AI Department, IT Convergence R &D Center, Vitasoft, Seoul, South Korea.
School of Computer Science and Engineering, Kyungpook National University, Daegu, 41586, South Korea.
Sci Rep. 2023 Mar 3;13(1):3595. doi: 10.1038/s41598-023-30480-8.
Extracting useful features at multiple scales is a crucial task in computer vision.

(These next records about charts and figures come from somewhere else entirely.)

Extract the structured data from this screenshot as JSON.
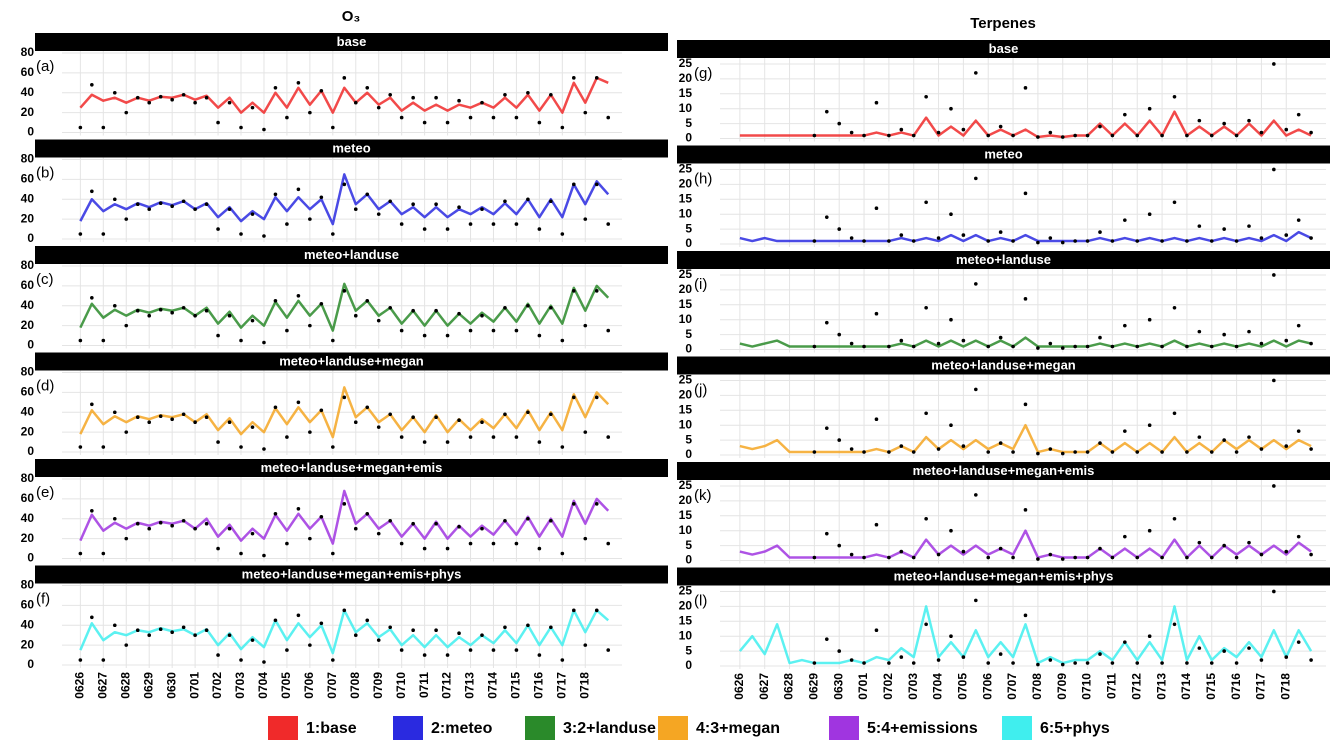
{
  "chart_data": [
    {
      "type": "line",
      "title": "O₃",
      "x": [
        0,
        0.5,
        1,
        1.5,
        2,
        2.5,
        3,
        3.5,
        4,
        4.5,
        5,
        5.5,
        6,
        6.5,
        7,
        7.5,
        8,
        8.5,
        9,
        9.5,
        10,
        10.5,
        11,
        11.5,
        12,
        12.5,
        13,
        13.5,
        14,
        14.5,
        15,
        15.5,
        16,
        16.5,
        17,
        17.5,
        18,
        18.5,
        19,
        19.5,
        20,
        20.5,
        21,
        21.5,
        22,
        22.5,
        23
      ],
      "xlim": [
        -0.8,
        23.6
      ],
      "xticks": [
        {
          "value": 0,
          "label": "0626"
        },
        {
          "value": 1,
          "label": "0627"
        },
        {
          "value": 2,
          "label": "0628"
        },
        {
          "value": 3,
          "label": "0629"
        },
        {
          "value": 4,
          "label": "0630"
        },
        {
          "value": 5,
          "label": "0701"
        },
        {
          "value": 6,
          "label": "0702"
        },
        {
          "value": 7,
          "label": "0703"
        },
        {
          "value": 8,
          "label": "0704"
        },
        {
          "value": 9,
          "label": "0705"
        },
        {
          "value": 10,
          "label": "0706"
        },
        {
          "value": 11,
          "label": "0707"
        },
        {
          "value": 12,
          "label": "0708"
        },
        {
          "value": 13,
          "label": "0709"
        },
        {
          "value": 14,
          "label": "0710"
        },
        {
          "value": 15,
          "label": "0711"
        },
        {
          "value": 16,
          "label": "0712"
        },
        {
          "value": 17,
          "label": "0713"
        },
        {
          "value": 18,
          "label": "0714"
        },
        {
          "value": 19,
          "label": "0715"
        },
        {
          "value": 20,
          "label": "0716"
        },
        {
          "value": 21,
          "label": "0717"
        },
        {
          "value": 22,
          "label": "0718"
        }
      ],
      "ylim": [
        -3,
        82
      ],
      "yticks": [
        0,
        20,
        40,
        60,
        80
      ],
      "grid": true,
      "observed": [
        5,
        48,
        5,
        40,
        20,
        35,
        30,
        36,
        33,
        38,
        30,
        35,
        10,
        30,
        5,
        25,
        3,
        45,
        15,
        50,
        20,
        42,
        5,
        55,
        30,
        45,
        25,
        38,
        15,
        35,
        10,
        35,
        10,
        32,
        15,
        30,
        15,
        38,
        15,
        40,
        10,
        38,
        5,
        55,
        20,
        55,
        15
      ],
      "panels": [
        {
          "title": "base",
          "label": "(a)",
          "values": [
            25,
            38,
            32,
            35,
            30,
            35,
            32,
            36,
            35,
            38,
            33,
            37,
            25,
            35,
            20,
            30,
            20,
            40,
            25,
            45,
            28,
            42,
            20,
            45,
            30,
            40,
            28,
            35,
            22,
            30,
            22,
            28,
            22,
            28,
            25,
            30,
            25,
            35,
            25,
            38,
            22,
            38,
            20,
            50,
            30,
            55,
            50
          ]
        },
        {
          "title": "meteo",
          "label": "(b)",
          "values": [
            18,
            40,
            28,
            35,
            30,
            36,
            32,
            37,
            34,
            38,
            30,
            36,
            22,
            32,
            18,
            28,
            20,
            42,
            28,
            42,
            30,
            40,
            15,
            65,
            35,
            45,
            30,
            38,
            25,
            32,
            22,
            32,
            22,
            30,
            25,
            32,
            25,
            36,
            25,
            40,
            22,
            40,
            22,
            55,
            35,
            58,
            45
          ]
        },
        {
          "title": "meteo+landuse",
          "label": "(c)",
          "values": [
            18,
            42,
            28,
            36,
            30,
            36,
            33,
            37,
            35,
            38,
            30,
            38,
            22,
            34,
            18,
            30,
            20,
            44,
            28,
            45,
            30,
            42,
            15,
            62,
            35,
            45,
            30,
            38,
            22,
            35,
            20,
            35,
            20,
            32,
            22,
            33,
            24,
            38,
            24,
            42,
            22,
            40,
            22,
            58,
            35,
            60,
            48
          ]
        },
        {
          "title": "meteo+landuse+megan",
          "label": "(d)",
          "values": [
            18,
            42,
            28,
            36,
            30,
            36,
            33,
            37,
            35,
            38,
            30,
            38,
            22,
            34,
            18,
            30,
            20,
            44,
            28,
            45,
            30,
            42,
            15,
            65,
            35,
            45,
            30,
            38,
            22,
            35,
            20,
            37,
            20,
            33,
            22,
            33,
            24,
            38,
            24,
            42,
            22,
            40,
            22,
            58,
            35,
            60,
            48
          ]
        },
        {
          "title": "meteo+landuse+megan+emis",
          "label": "(e)",
          "values": [
            18,
            44,
            28,
            36,
            30,
            36,
            33,
            37,
            35,
            38,
            30,
            40,
            22,
            34,
            18,
            30,
            20,
            44,
            28,
            45,
            30,
            42,
            15,
            68,
            35,
            45,
            30,
            38,
            22,
            35,
            20,
            37,
            20,
            33,
            22,
            33,
            24,
            38,
            24,
            42,
            22,
            40,
            22,
            58,
            35,
            60,
            48
          ]
        },
        {
          "title": "meteo+landuse+megan+emis+phys",
          "label": "(f)",
          "values": [
            15,
            42,
            25,
            33,
            30,
            35,
            33,
            37,
            34,
            36,
            30,
            36,
            20,
            32,
            16,
            28,
            18,
            45,
            25,
            42,
            28,
            40,
            12,
            55,
            33,
            42,
            28,
            36,
            20,
            30,
            18,
            30,
            18,
            28,
            20,
            30,
            22,
            35,
            22,
            40,
            20,
            38,
            20,
            55,
            33,
            55,
            45
          ]
        }
      ]
    },
    {
      "type": "line",
      "title": "Terpenes",
      "x": [
        0,
        0.5,
        1,
        1.5,
        2,
        2.5,
        3,
        3.5,
        4,
        4.5,
        5,
        5.5,
        6,
        6.5,
        7,
        7.5,
        8,
        8.5,
        9,
        9.5,
        10,
        10.5,
        11,
        11.5,
        12,
        12.5,
        13,
        13.5,
        14,
        14.5,
        15,
        15.5,
        16,
        16.5,
        17,
        17.5,
        18,
        18.5,
        19,
        19.5,
        20,
        20.5,
        21,
        21.5,
        22,
        22.5,
        23
      ],
      "xlim": [
        -0.8,
        23.6
      ],
      "xticks": [
        {
          "value": 0,
          "label": "0626"
        },
        {
          "value": 1,
          "label": "0627"
        },
        {
          "value": 2,
          "label": "0628"
        },
        {
          "value": 3,
          "label": "0629"
        },
        {
          "value": 4,
          "label": "0630"
        },
        {
          "value": 5,
          "label": "0701"
        },
        {
          "value": 6,
          "label": "0702"
        },
        {
          "value": 7,
          "label": "0703"
        },
        {
          "value": 8,
          "label": "0704"
        },
        {
          "value": 9,
          "label": "0705"
        },
        {
          "value": 10,
          "label": "0706"
        },
        {
          "value": 11,
          "label": "0707"
        },
        {
          "value": 12,
          "label": "0708"
        },
        {
          "value": 13,
          "label": "0709"
        },
        {
          "value": 14,
          "label": "0710"
        },
        {
          "value": 15,
          "label": "0711"
        },
        {
          "value": 16,
          "label": "0712"
        },
        {
          "value": 17,
          "label": "0713"
        },
        {
          "value": 18,
          "label": "0714"
        },
        {
          "value": 19,
          "label": "0715"
        },
        {
          "value": 20,
          "label": "0716"
        },
        {
          "value": 21,
          "label": "0717"
        },
        {
          "value": 22,
          "label": "0718"
        }
      ],
      "ylim": [
        -1,
        27
      ],
      "yticks": [
        0,
        5,
        10,
        15,
        20,
        25
      ],
      "grid": true,
      "observed": [
        null,
        null,
        null,
        null,
        null,
        null,
        1,
        9,
        5,
        2,
        1,
        12,
        1,
        3,
        1,
        14,
        2,
        10,
        3,
        22,
        1,
        4,
        1,
        17,
        0.5,
        2,
        0.5,
        1,
        1,
        4,
        1,
        8,
        1,
        10,
        1,
        14,
        1,
        6,
        1,
        5,
        1,
        6,
        2,
        25,
        3,
        8,
        2
      ],
      "panels": [
        {
          "title": "base",
          "label": "(g)",
          "values": [
            1,
            1,
            1,
            1,
            1,
            1,
            1,
            1,
            1,
            1,
            1,
            2,
            1,
            2,
            1,
            7,
            1,
            4,
            1,
            6,
            1,
            3,
            1,
            3,
            0.5,
            1,
            0.5,
            1,
            1,
            5,
            1,
            5,
            1,
            6,
            1,
            9,
            1,
            4,
            1,
            4,
            1,
            5,
            1,
            6,
            1,
            3,
            1
          ]
        },
        {
          "title": "meteo",
          "label": "(h)",
          "values": [
            2,
            1,
            2,
            1,
            1,
            1,
            1,
            1,
            1,
            1,
            1,
            1,
            1,
            2,
            1,
            2,
            1,
            3,
            1,
            3,
            1,
            2,
            1,
            3,
            1,
            1,
            1,
            1,
            1,
            2,
            1,
            2,
            1,
            2,
            1,
            2,
            1,
            2,
            1,
            2,
            1,
            2,
            1,
            3,
            1,
            4,
            2
          ]
        },
        {
          "title": "meteo+landuse",
          "label": "(i)",
          "values": [
            2,
            1,
            2,
            3,
            1,
            1,
            1,
            1,
            1,
            1,
            1,
            1,
            1,
            2,
            1,
            3,
            1,
            3,
            1,
            3,
            1,
            3,
            1,
            4,
            1,
            1,
            1,
            1,
            1,
            2,
            1,
            2,
            1,
            2,
            1,
            3,
            1,
            2,
            1,
            2,
            1,
            2,
            1,
            3,
            1,
            3,
            2
          ]
        },
        {
          "title": "meteo+landuse+megan",
          "label": "(j)",
          "values": [
            3,
            2,
            3,
            5,
            1,
            1,
            1,
            1,
            1,
            1,
            1,
            2,
            1,
            3,
            1,
            6,
            2,
            5,
            2,
            5,
            2,
            4,
            2,
            10,
            1,
            2,
            1,
            1,
            1,
            4,
            1,
            4,
            1,
            4,
            1,
            6,
            1,
            4,
            1,
            5,
            2,
            5,
            2,
            5,
            2,
            5,
            3
          ]
        },
        {
          "title": "meteo+landuse+megan+emis",
          "label": "(k)",
          "values": [
            3,
            2,
            3,
            5,
            1,
            1,
            1,
            1,
            1,
            1,
            1,
            2,
            1,
            3,
            1,
            7,
            2,
            5,
            2,
            5,
            2,
            4,
            2,
            10,
            1,
            2,
            1,
            1,
            1,
            4,
            1,
            4,
            1,
            4,
            1,
            7,
            1,
            5,
            1,
            5,
            2,
            5,
            2,
            5,
            2,
            6,
            3
          ]
        },
        {
          "title": "meteo+landuse+megan+emis+phys",
          "label": "(l)",
          "values": [
            5,
            10,
            4,
            14,
            1,
            2,
            1,
            1,
            1,
            2,
            1,
            3,
            2,
            6,
            3,
            20,
            3,
            8,
            3,
            12,
            3,
            8,
            3,
            14,
            1,
            3,
            1,
            2,
            2,
            5,
            2,
            8,
            2,
            8,
            2,
            20,
            2,
            10,
            2,
            6,
            3,
            8,
            3,
            12,
            3,
            12,
            5
          ]
        }
      ]
    }
  ],
  "legend": [
    {
      "name": "1:base",
      "color": "#f02a2a"
    },
    {
      "name": "2:meteo",
      "color": "#2a2ae0"
    },
    {
      "name": "3:2+landuse",
      "color": "#2a8a2a"
    },
    {
      "name": "4:3+megan",
      "color": "#f5a623"
    },
    {
      "name": "5:4+emissions",
      "color": "#a035e0"
    },
    {
      "name": "6:5+phys",
      "color": "#40eeee"
    }
  ]
}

The emergence of deep-learning techniques and the advancements in convolutional neural networks (CNNs) have facilitated effective multiscale feature extraction that results in stable performance improvements in numerous real-life applications. However, currently available state-of-the-art methods primarily rely on a parallel multiscale feature extraction approach, and despite exhibiting competitive accuracy, the models lead to poor results in efficient computation and low generalization on small-scale images. Moreover, efficient and lightweight networks cannot appropriately learn useful features, and this causes underfitting when training with small-scale images or datasets with a limited number of samples. To address these problems, we propose a novel image classification system based on elaborate data preprocessing steps and a carefully designed CNN model architecture. Specifically, we present a consecutive multiscale feature-learning network (CMSFL-Net) that employs a consecutive feature-learning approach based on the usage of various feature maps with different receptive fields to achieve faster training/inference and higher accuracy. In the conducted experiments using six real-life image classification datasets, including small-scale, large-scale, and limited data, the CMSFL-Net exhibits an accuracy comparable with those of existing state-of-the-art efficient networks. Moreover, the proposed system outperforms them in terms of efficiency and speed and achieves the best results in accuracy-efficiency trade-off.
在计算机视觉中,从多个尺度提取有用特征是一项关键任务。深度学习技术的出现和卷积神经网络(CNN)的进步促进了有效的多尺度特征提取,从而在许多实际应用中实现了稳定的性能提升。然而,目前现有的最先进的方法主要依赖于并行多尺度特征提取方法,尽管表现出了竞争准确性,但这些模型在高效计算和小图像的低泛化方面的效果较差。此外,高效和轻量级的网络无法适当地学习有用的特征,这导致在使用小图像或样本数量有限的数据集进行训练时出现欠拟合。为了解决这些问题,我们提出了一种基于精心设计的数据预处理步骤和 CNN 模型架构的新型图像分类系统。具体来说,我们提出了一种连续多尺度特征学习网络(CMSFL-Net),它采用基于使用具有不同感受野的各种特征图的连续特征学习方法,以实现更快的训练/推理和更高的准确性。在使用包括小、大、小数据集的六个真实图像分类数据集进行的实验中,CMSFL-Net 表现出的准确性可与现有的最先进的高效网络相媲美。此外,与其他高效系统相比,该系统在效率和速度方面表现更好,并在准确性-效率权衡中取得了最佳结果。